08 Oct 2017

Economic outlook 2017–2022: Strengthening global growth outlook spurs risk-on; SA growth remains dissociated from the global trend

Annabel Bishop

Chief Economic

The global economic outlook of a continued synchronized upswing has supported markets, along with expectations of a slow pace of monetary policy normalisation in advanced economies on restrained inflation.

Summary, % real growth rates

The global economic outlook of a continued synchronized upswing has supported markets, along with expectations of a slow pace of monetary policy normalisation in advanced economies on restrained inflation.

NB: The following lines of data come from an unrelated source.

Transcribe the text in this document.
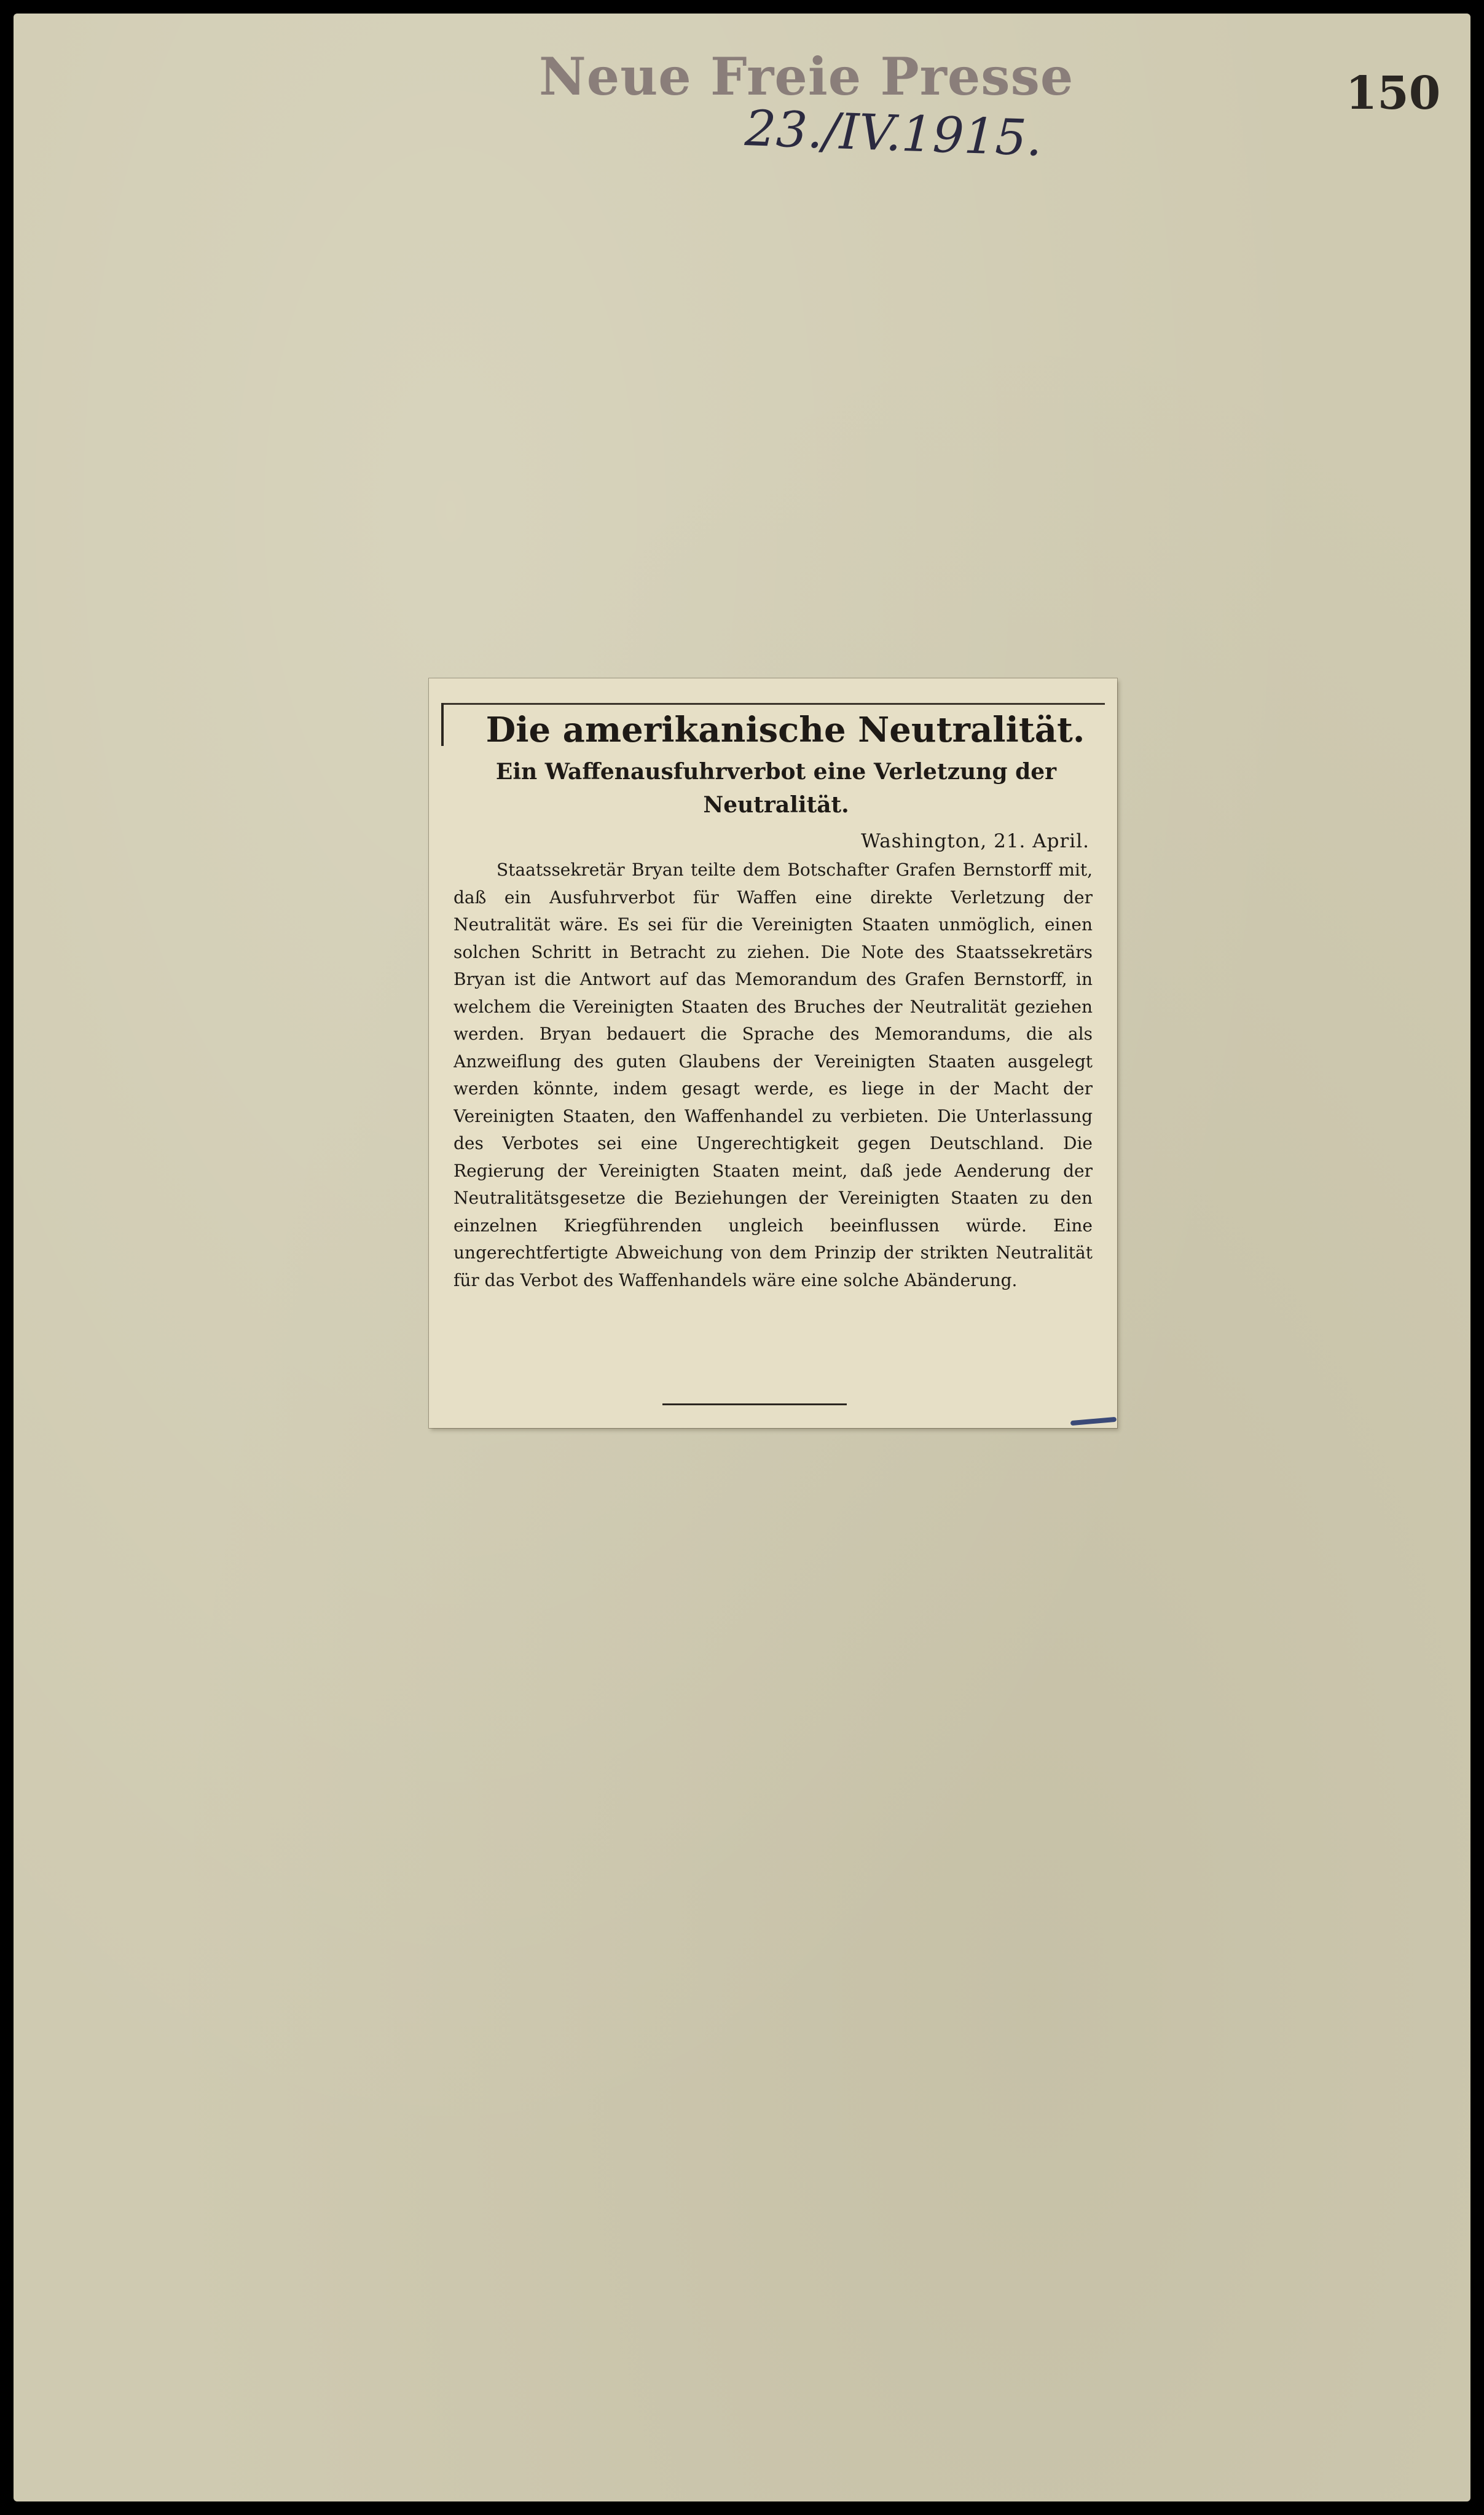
Neue Freie Presse	150
23./IV.1915.
Die amerikanische Neutralität.
Ein Waffenausfuhrverbot eine Verletzung der Neutralität.
Washington, 21. April.
Staatssekretär Bryan teilte dem Botschafter Grafen Bernstorff mit, daß ein Ausfuhrverbot für Waffen eine direkte Verletzung der Neutralität wäre. Es sei für die Vereinigten Staaten unmöglich, einen solchen Schritt in Betracht zu ziehen. Die Note des Staatssekretärs Bryan ist die Antwort auf das Memorandum des Grafen Bernstorff, in welchem die Vereinigten Staaten des Bruches der Neutralität geziehen werden. Bryan bedauert die Sprache des Memorandums, die als Anzweiflung des guten Glaubens der Vereinigten Staaten ausgelegt werden könnte, indem gesagt werde, es liege in der Macht der Vereinigten Staaten, den Waffenhandel zu verbieten. Die Unterlassung des Verbotes sei eine Ungerechtigkeit gegen Deutschland. Die Regierung der Vereinigten Staaten meint, daß jede Aenderung der Neutralitätsgesetze die Beziehungen der Vereinigten Staaten zu den einzelnen Kriegführenden ungleich beeinflussen würde. Eine ungerechtfertigte Abweichung von dem Prinzip der strikten Neutralität für das Verbot des Waffenhandels wäre eine solche Abänderung.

Equity markets have reached new highs, with volatility subdued, and global risk-on remains a feature as the lengthy bull market persists. Emerging markets (EM) have seen strong foreign portfolio inflows on meaningful interest rate differentials, while low bond yields (and volatility) in Advanced Economies (AE) have supported global bourses. The risk of a financial crisis is being debated, not least due to the growing time-period since the last one (we ascribe a 19% probability to a severe global financial crisis over the next five years, with lower immediate probability but rising to 19% by 2022 - see “Risk update” of 8th September 2017, website address below), while household debt levels are climbing along with those of non-financial corporates. Indeed, the Bank of International Settlements (BIS) highlights that the “number of companies rated A or better has fallen especially sharply, while the share of worst-rated (C or lower) companies has increased.” A higher interest rate environment (higher debt service payments) risks increased corporate stress, particularly if economic growth slows following monetary tightening. Under such a scenario, expectations of weaker global economic growth would likely follow, and so market risk-off could ensue.